Angel noted that only 14% of rooms subscribe, versus 39% five years ago. Service is available for free in commons rooms.

Rates could be raised, Angel said, but there is the risk of losing more subscribers, and no guarantee costs will be fully covered, providing no way to address infrastructure issues.  Duke could upgrade the infrastructure, but this would likely require doing what other campuses do with baking the subscription into the room rent.  Tracy noted a couple years discussion with Student Affairs to evaluate the feasibility of moving subscription rates into room rent, but there was not sufficient support for these changes. Robert W. asked whether you would have to upgrade the coaxial to the rooms; speakers suggested the major impact would be on network integration on the back end, not the in-room wiring.  Tracy said we have a financial gap as a university with making this service work, not a technology problem—as the subscription base dwindles, so does the base over which we would need to spread the upgrade cost. Angel noted the irony that we installed CATV to pay for the data network, and that the network is now making CATV unnecessary.

The alternative, Angel said, is to close down the cable business, eliminating CATV service to student rooms and directing students to online options. Joe Gonzales from Student Affairs said that they wanted to create a web site to provide information on how to access popular content, including “how to” information and an emphasis on legal sources for content.  He reiterated this was the choice of 85% of students today.  For commons rooms, Joe said that IPTV solution supplementing online options with high-definition sets and 101 channels of service was being pursued. This would bring better picture quality and channels like NFL Network, he said.  John Board noted this would be a non-Duke service provider offering the IPTV option.  Joe said that they would continue to evaluate other services that might support this framework.

Ben Getson asked about Central Campus, where there are no common rooms. Joe said there are a couple of common rooms there now, but that more will be added under the house model beginning in 2012. Tracy asked if there would be some by fall 2011; Joe clarified that there would, and in response to Ben’s follow-up question, that these rooms would be accessible to all students, not simply those in selective living groups.  Ben asked if these would be accessible to all students; Joe said that at least one of these rooms would be located in every area of campus.

Robert said that one goal of CATV was making foreign language themes available supporting class needs, and asked whether this continued to be a need. Joanne van Tuyl noted that online options plus the language lab provided a significant number of these services instead. 

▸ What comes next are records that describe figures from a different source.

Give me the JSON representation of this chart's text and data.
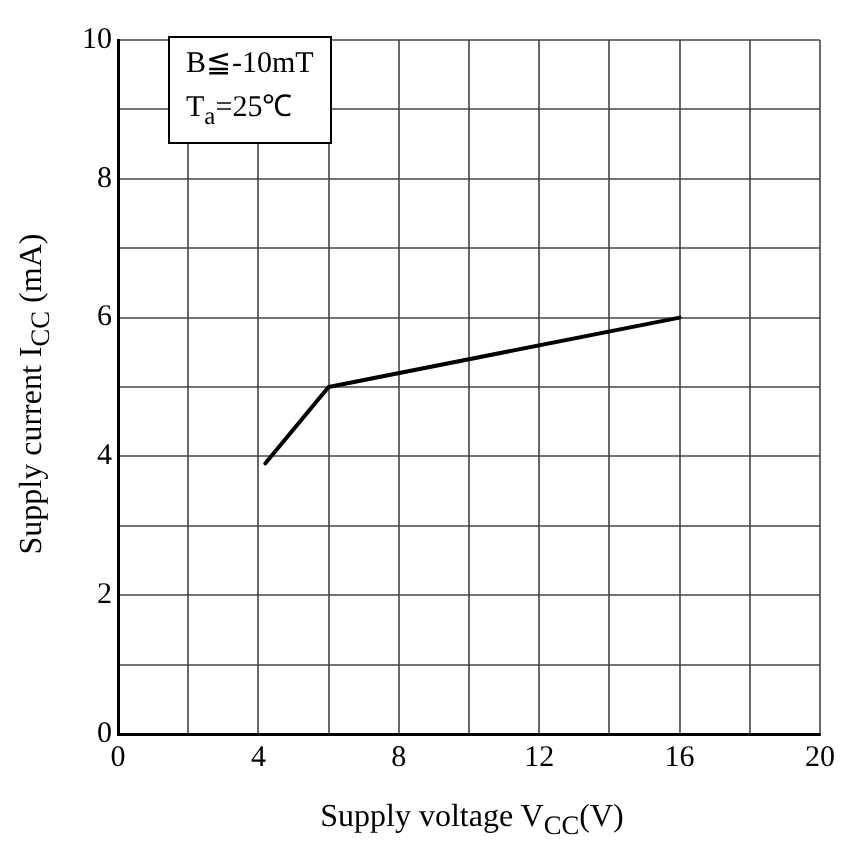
{
  "chart_data": {
    "type": "line",
    "xlabel": "Supply voltage V$_{CC}$(V)",
    "ylabel": "Supply current I$_{CC}$ (mA)",
    "annotations": [
      "B≦-10mT",
      "T$_{a}$=25℃"
    ],
    "series": [
      {
        "color": "#000000",
        "x": [
          4.2,
          6,
          16
        ],
        "values": [
          3.9,
          5.0,
          6.0
        ]
      }
    ],
    "xlim": [
      0,
      20
    ],
    "xticks": [
      0,
      {
        "value": 2,
        "label": null
      },
      4,
      {
        "value": 6,
        "label": null
      },
      8,
      {
        "value": 10,
        "label": null
      },
      12,
      {
        "value": 14,
        "label": null
      },
      16,
      {
        "value": 18,
        "label": null
      },
      20
    ],
    "ylim": [
      0,
      10
    ],
    "yticks": [
      0,
      {
        "value": 1,
        "label": null
      },
      2,
      {
        "value": 3,
        "label": null
      },
      4,
      {
        "value": 5,
        "label": null
      },
      6,
      {
        "value": 7,
        "label": null
      },
      8,
      {
        "value": 9,
        "label": null
      },
      10
    ],
    "grid": true,
    "legend": false,
    "marker": "none",
    "line_style": "solid"
  }
}
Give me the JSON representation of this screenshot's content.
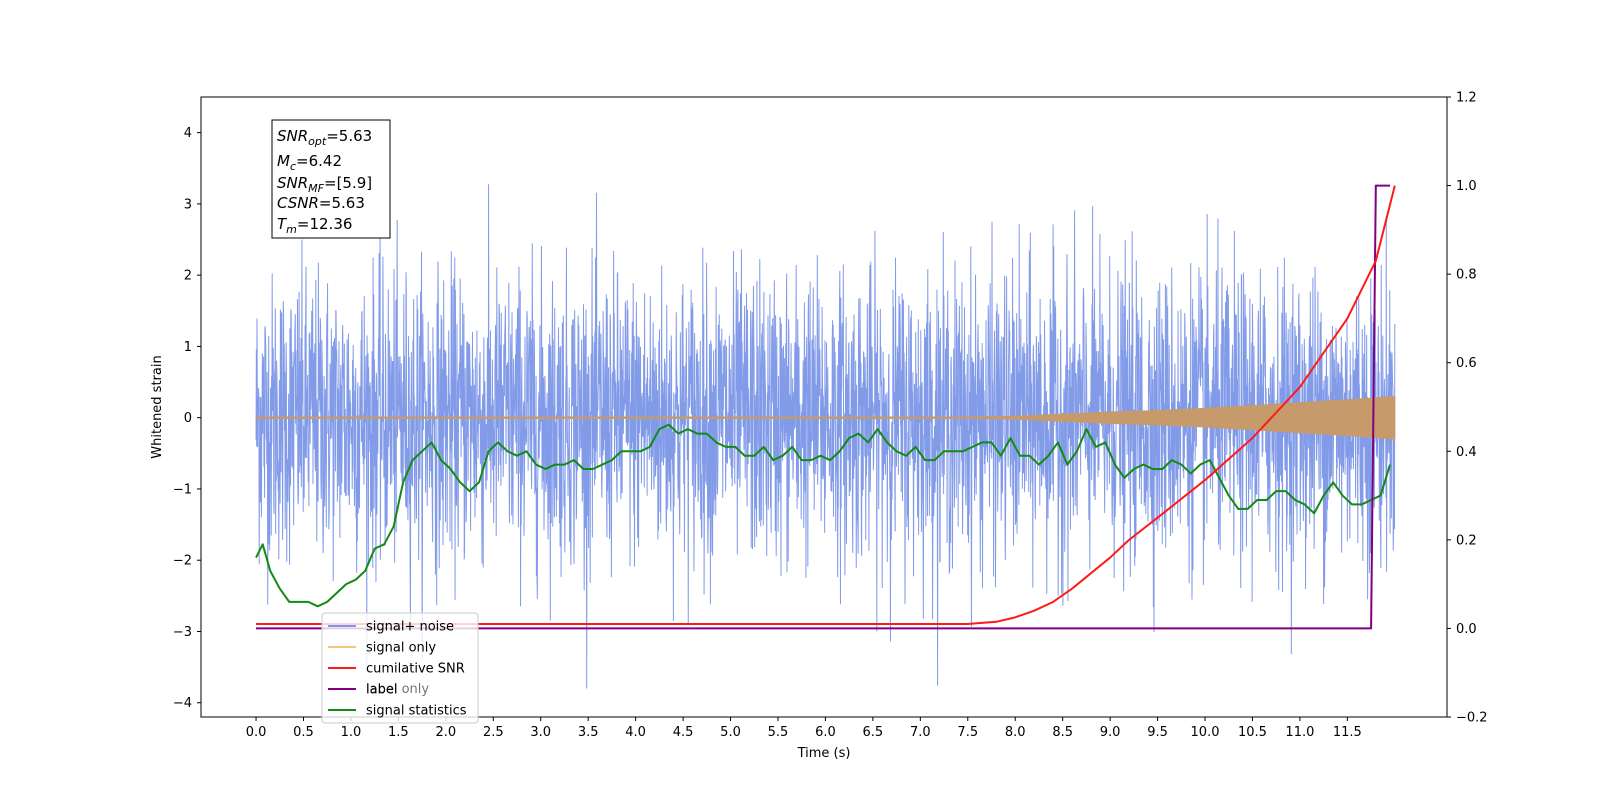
{
  "chart_data": {
    "type": "line",
    "title": "",
    "xlabel": "Time (s)",
    "ylabel": "Whitened strain",
    "y2label": "",
    "xlim": [
      -0.58,
      12.55
    ],
    "ylim": [
      -4.2,
      4.5
    ],
    "y2lim": [
      -0.2,
      1.2
    ],
    "x_ticks": [
      "0.0",
      "0.5",
      "1.0",
      "1.5",
      "2.0",
      "2.5",
      "3.0",
      "3.5",
      "4.0",
      "4.5",
      "5.0",
      "5.5",
      "6.0",
      "6.5",
      "7.0",
      "7.5",
      "8.0",
      "8.5",
      "9.0",
      "9.5",
      "10.0",
      "10.5",
      "11.0",
      "11.5"
    ],
    "y_ticks": [
      "4",
      "3",
      "2",
      "1",
      "0",
      "−1",
      "−2",
      "−3",
      "−4"
    ],
    "y2_ticks": [
      "1.2",
      "1.0",
      "0.8",
      "0.6",
      "0.4",
      "0.2",
      "0.0",
      "−0.2"
    ],
    "annotation_lines": [
      {
        "var": "SNR",
        "sub": "opt",
        "value": "=5.63"
      },
      {
        "var": "M",
        "sub": "c",
        "value": "=6.42"
      },
      {
        "var": "SNR",
        "sub": "MF",
        "value": "=[5.9]"
      },
      {
        "var": "CSNR",
        "sub": "",
        "value": "=5.63"
      },
      {
        "var": "T",
        "sub": "m",
        "value": "=12.36"
      }
    ],
    "legend": {
      "location": "lower-left",
      "entries": [
        {
          "label": "signal+ noise",
          "color": "#7b96e8"
        },
        {
          "label": "signal only",
          "color": "#f5c77a"
        },
        {
          "label": "cumilative SNR",
          "color": "#ff1a1a"
        },
        {
          "label": "label",
          "color": "#800080"
        },
        {
          "label": "signal statistics",
          "color": "#138a13"
        }
      ]
    },
    "legend_hidden_text": "label only",
    "series": [
      {
        "name": "signal+ noise",
        "axis": "left",
        "color": "#7b96e8",
        "x_range": [
          0.0,
          12.0
        ],
        "mean": 0.0,
        "std": 1.0,
        "min": -3.8,
        "max": 4.1
      },
      {
        "name": "signal only",
        "axis": "left",
        "color": "#c69a6b",
        "x": [
          0.0,
          7.5,
          8.0,
          8.5,
          9.0,
          9.5,
          10.0,
          10.5,
          11.0,
          11.5,
          12.0
        ],
        "envelope": [
          0.01,
          0.01,
          0.02,
          0.05,
          0.08,
          0.1,
          0.13,
          0.17,
          0.21,
          0.25,
          0.3
        ]
      },
      {
        "name": "cumilative SNR",
        "axis": "right",
        "color": "#ff1a1a",
        "x": [
          0.0,
          7.5,
          7.8,
          8.0,
          8.2,
          8.4,
          8.6,
          8.8,
          9.0,
          9.2,
          9.5,
          10.0,
          10.5,
          11.0,
          11.5,
          11.8,
          12.0
        ],
        "values": [
          0.01,
          0.01,
          0.015,
          0.025,
          0.04,
          0.06,
          0.09,
          0.125,
          0.16,
          0.2,
          0.25,
          0.335,
          0.43,
          0.545,
          0.7,
          0.83,
          1.0
        ]
      },
      {
        "name": "label",
        "axis": "right",
        "color": "#800080",
        "x": [
          0.0,
          11.75,
          11.8,
          11.95
        ],
        "values": [
          0.0,
          0.0,
          1.0,
          1.0
        ]
      },
      {
        "name": "signal statistics",
        "axis": "right",
        "color": "#138a13",
        "x": [
          0.0,
          0.07,
          0.15,
          0.25,
          0.35,
          0.45,
          0.55,
          0.65,
          0.75,
          0.85,
          0.95,
          1.05,
          1.15,
          1.25,
          1.35,
          1.45,
          1.55,
          1.65,
          1.75,
          1.85,
          1.95,
          2.05,
          2.15,
          2.25,
          2.35,
          2.45,
          2.55,
          2.65,
          2.75,
          2.85,
          2.95,
          3.05,
          3.15,
          3.25,
          3.35,
          3.45,
          3.55,
          3.65,
          3.75,
          3.85,
          3.95,
          4.05,
          4.15,
          4.25,
          4.35,
          4.45,
          4.55,
          4.65,
          4.75,
          4.85,
          4.95,
          5.05,
          5.15,
          5.25,
          5.35,
          5.45,
          5.55,
          5.65,
          5.75,
          5.85,
          5.95,
          6.05,
          6.15,
          6.25,
          6.35,
          6.45,
          6.55,
          6.65,
          6.75,
          6.85,
          6.95,
          7.05,
          7.15,
          7.25,
          7.35,
          7.45,
          7.55,
          7.65,
          7.75,
          7.85,
          7.95,
          8.05,
          8.15,
          8.25,
          8.35,
          8.45,
          8.55,
          8.65,
          8.75,
          8.85,
          8.95,
          9.05,
          9.15,
          9.25,
          9.35,
          9.45,
          9.55,
          9.65,
          9.75,
          9.85,
          9.95,
          10.05,
          10.15,
          10.25,
          10.35,
          10.45,
          10.55,
          10.65,
          10.75,
          10.85,
          10.95,
          11.05,
          11.15,
          11.25,
          11.35,
          11.45,
          11.55,
          11.65,
          11.75,
          11.85,
          11.95
        ],
        "values": [
          0.16,
          0.19,
          0.13,
          0.09,
          0.06,
          0.06,
          0.06,
          0.05,
          0.06,
          0.08,
          0.1,
          0.11,
          0.13,
          0.18,
          0.19,
          0.23,
          0.33,
          0.38,
          0.4,
          0.42,
          0.38,
          0.36,
          0.33,
          0.31,
          0.33,
          0.4,
          0.42,
          0.4,
          0.39,
          0.4,
          0.37,
          0.36,
          0.37,
          0.37,
          0.38,
          0.36,
          0.36,
          0.37,
          0.38,
          0.4,
          0.4,
          0.4,
          0.41,
          0.45,
          0.46,
          0.44,
          0.45,
          0.44,
          0.44,
          0.42,
          0.41,
          0.41,
          0.39,
          0.39,
          0.41,
          0.38,
          0.39,
          0.41,
          0.38,
          0.38,
          0.39,
          0.38,
          0.4,
          0.43,
          0.44,
          0.42,
          0.45,
          0.42,
          0.4,
          0.39,
          0.41,
          0.38,
          0.38,
          0.4,
          0.4,
          0.4,
          0.41,
          0.42,
          0.42,
          0.39,
          0.43,
          0.39,
          0.39,
          0.37,
          0.39,
          0.42,
          0.37,
          0.4,
          0.45,
          0.41,
          0.42,
          0.37,
          0.34,
          0.36,
          0.37,
          0.36,
          0.36,
          0.38,
          0.37,
          0.35,
          0.37,
          0.38,
          0.34,
          0.3,
          0.27,
          0.27,
          0.29,
          0.29,
          0.31,
          0.31,
          0.29,
          0.28,
          0.26,
          0.3,
          0.33,
          0.3,
          0.28,
          0.28,
          0.29,
          0.3,
          0.37
        ]
      }
    ]
  }
}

Bob Johnson said the internal IPTV system would use about 9 mbps per stream, consuming perhaps 1.6 Gbps of WAN bandwidth out of 3 Gbps total; today’s use of services like Hulu uses a tenth to a third of the bandwidth levels per stream of IPTV.  The IPTV service will be multicast, Bob said.  Robert said that today’s computers that get SD should eventually draw down HD and that student internet video use will grow.  Bob said that changes to the network, including improvements with MCNC to significantly grow our external links, should address that growth.  Tracy clarified that an IPTV solution using satellite dish down is three and a half times greater than Internet video solutions, which would make the deployment of IPTV to individual dorm rooms versus common rooms challenging.

Angel showed slides demonstrating the types of content available for students online.  Johnny Bell demonstrated how IPTV quality compared to a signal versus Duke’s on-campus analog cable system.